Dan Pfeiffer, President Obama’s senior adviser, is planning to leave the White House in early March.

“Dan has been beside me on every step of this incredible journey, starting with those earliest days of the campaign in 2007,” Obama said Wednesday. “And through it all, he’s been smart, steady, tireless and true to the values we started with. Like everyone else in the White House, I’ve benefited from his political savvy and his advocacy for working people. He’s a good man and a good friend, and I’m going to miss having him just down the hall from me.”

Pfeiffer is an Obama loyalist, one of the few senior staffers who has remained in the administration since the president entered the Oval Office.

His departure has long been rumored. He will leave around the same time as another senior Obama adviser, John Podesta, who is expected to play a central role in Hillary Clinton’s presidential campaign.

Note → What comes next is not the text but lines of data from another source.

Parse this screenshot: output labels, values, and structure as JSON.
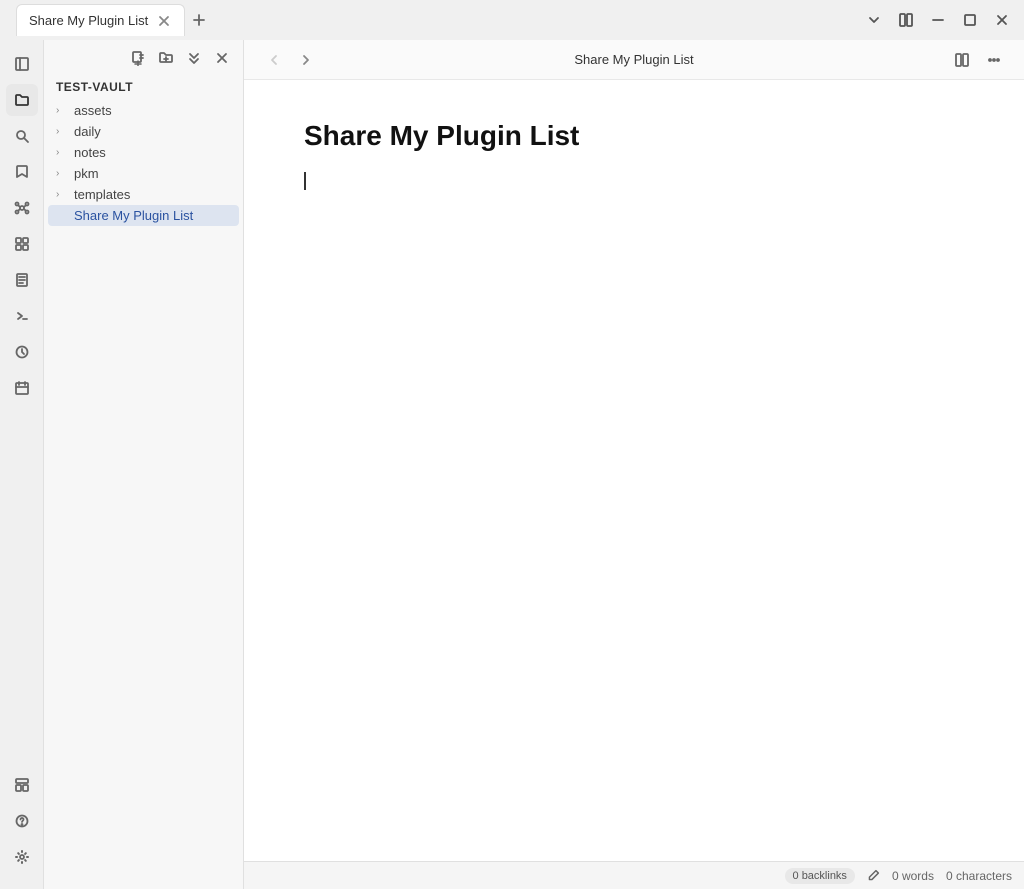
{
  "titleBar": {
    "tab": "Share My Plugin List",
    "dropdownIcon": "chevron-down",
    "splitIcon": "split",
    "minimizeIcon": "minimize",
    "maximizeIcon": "maximize",
    "closeIcon": "close"
  },
  "activityBar": {
    "icons": [
      {
        "name": "sidebar-toggle-icon",
        "symbol": "sidebar"
      },
      {
        "name": "file-explorer-icon",
        "symbol": "folder"
      },
      {
        "name": "search-icon",
        "symbol": "search"
      },
      {
        "name": "bookmark-icon",
        "symbol": "bookmark"
      },
      {
        "name": "graph-icon",
        "symbol": "graph"
      },
      {
        "name": "extensions-icon",
        "symbol": "extensions"
      },
      {
        "name": "pages-icon",
        "symbol": "pages"
      },
      {
        "name": "terminal-icon",
        "symbol": "terminal"
      },
      {
        "name": "clock-icon",
        "symbol": "clock"
      },
      {
        "name": "calendar-icon",
        "symbol": "calendar"
      }
    ],
    "bottomIcons": [
      {
        "name": "template-icon",
        "symbol": "template"
      },
      {
        "name": "help-icon",
        "symbol": "help"
      },
      {
        "name": "settings-icon",
        "symbol": "settings"
      }
    ]
  },
  "sidebar": {
    "tools": [
      {
        "name": "new-note-tool",
        "label": "New note"
      },
      {
        "name": "new-folder-tool",
        "label": "New folder"
      },
      {
        "name": "collapse-all-tool",
        "label": "Collapse all"
      },
      {
        "name": "close-tool",
        "label": "Close"
      }
    ],
    "vaultName": "TEST-VAULT",
    "items": [
      {
        "id": "assets",
        "label": "assets",
        "expanded": false
      },
      {
        "id": "daily",
        "label": "daily",
        "expanded": false
      },
      {
        "id": "notes",
        "label": "notes",
        "expanded": false
      },
      {
        "id": "pkm",
        "label": "pkm",
        "expanded": false
      },
      {
        "id": "templates",
        "label": "templates",
        "expanded": false
      },
      {
        "id": "share-my-plugin-list",
        "label": "Share My Plugin List",
        "expanded": false,
        "selected": true
      }
    ]
  },
  "contentArea": {
    "backButtonDisabled": true,
    "forwardButtonDisabled": false,
    "title": "Share My Plugin List",
    "documentTitle": "Share My Plugin List"
  },
  "statusBar": {
    "backlinksLabel": "0 backlinks",
    "editIcon": "edit",
    "wordsLabel": "0 words",
    "charsLabel": "0 characters"
  }
}
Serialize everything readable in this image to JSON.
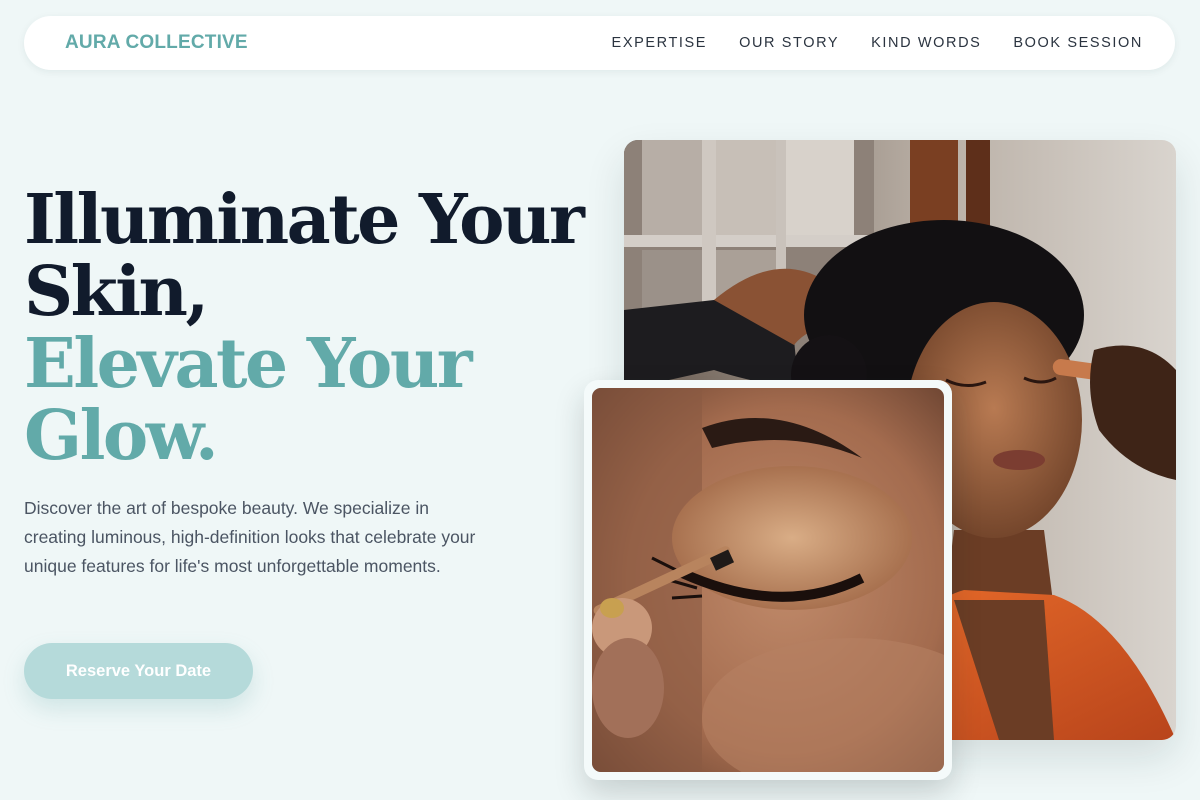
{
  "nav": {
    "brand": "AURA COLLECTIVE",
    "links": [
      "EXPERTISE",
      "OUR STORY",
      "KIND WORDS",
      "BOOK SESSION"
    ]
  },
  "hero": {
    "title_line1": "Illuminate Your",
    "title_line2": "Skin,",
    "title_line3": "Elevate Your",
    "title_line4": "Glow.",
    "description": "Discover the art of bespoke beauty. We specialize in creating luminous, high-definition looks that celebrate your unique features for life's most unforgettable moments.",
    "cta_label": "Reserve Your Date"
  },
  "colors": {
    "background": "#eff7f7",
    "accent": "#62aaa9",
    "heading_dark": "#111b2c",
    "cta_bg": "#b5dada"
  },
  "images": {
    "main": "woman-receiving-makeup-photo",
    "inset": "eye-makeup-closeup-photo"
  }
}
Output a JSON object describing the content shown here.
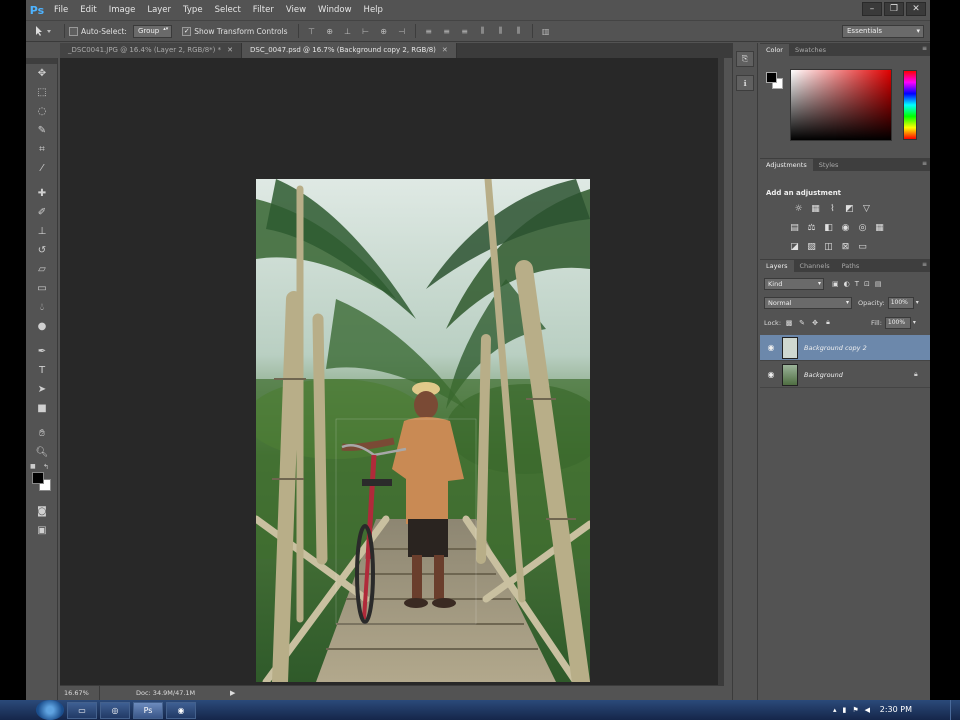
{
  "app": {
    "logo": "Ps",
    "accent": "#4eb3ff"
  },
  "menu": [
    "File",
    "Edit",
    "Image",
    "Layer",
    "Type",
    "Select",
    "Filter",
    "View",
    "Window",
    "Help"
  ],
  "window_controls": {
    "minimize": "–",
    "restore": "❐",
    "close": "✕"
  },
  "options_bar": {
    "tool_icon": "move-tool-icon",
    "auto_select_label": "Auto-Select:",
    "auto_select_checked": false,
    "auto_select_target": "Group",
    "show_transform_label": "Show Transform Controls",
    "show_transform_checked": true,
    "workspace": "Essentials"
  },
  "tabs": [
    {
      "title": "_DSC0041.JPG @ 16.4% (Layer 2, RGB/8*) *",
      "active": false
    },
    {
      "title": "DSC_0047.psd @ 16.7% (Background copy 2, RGB/8)",
      "active": true
    }
  ],
  "tools": [
    "move-tool",
    "marquee-tool",
    "lasso-tool",
    "quick-selection-tool",
    "crop-tool",
    "eyedropper-tool",
    "healing-brush-tool",
    "brush-tool",
    "clone-stamp-tool",
    "history-brush-tool",
    "eraser-tool",
    "gradient-tool",
    "blur-tool",
    "dodge-tool",
    "pen-tool",
    "type-tool",
    "path-selection-tool",
    "rectangle-tool",
    "hand-tool",
    "zoom-tool"
  ],
  "colors": {
    "foreground": "#000000",
    "background": "#ffffff",
    "selection_blue": "#6c88ab"
  },
  "status": {
    "zoom": "16.67%",
    "doc": "Doc: 34.9M/47.1M"
  },
  "color_panel": {
    "tabs": [
      "Color",
      "Swatches"
    ],
    "active": "Color"
  },
  "adjustments_panel": {
    "tabs": [
      "Adjustments",
      "Styles"
    ],
    "active": "Adjustments",
    "heading": "Add an adjustment"
  },
  "layers_panel": {
    "tabs": [
      "Layers",
      "Channels",
      "Paths"
    ],
    "active": "Layers",
    "filter": "Kind",
    "blend_mode": "Normal",
    "opacity_label": "Opacity:",
    "opacity": "100%",
    "lock_label": "Lock:",
    "fill_label": "Fill:",
    "fill": "100%",
    "layers": [
      {
        "name": "Background copy 2",
        "selected": true,
        "locked": false,
        "visible": true
      },
      {
        "name": "Background",
        "selected": false,
        "locked": true,
        "visible": true
      }
    ]
  },
  "taskbar": {
    "time": "2:30 PM"
  }
}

A White House official said Pfeiffer only recently told Obama of his planned exit.

“He told the president he was going to leave the day after State of the Union address on Air Force One en route to Boise,” a White House official told the Washington Examiner. “This is, of course, something he’s been thinking about for a long time — but given the position of strength we are in right now, he is now comfortable moving on.”

According to the White House, Pfeiffer is the longest-serving staffer from Obama’s 2008 campaign and last current White House official from the 2008 senior campaign circle.

The White House credited Pfeiffer as an architect of Obama’s digitally focused messaging strategy. The White House official said Pfeiffer would continue to analyze the president’s digital efforts before leaving in “early March.”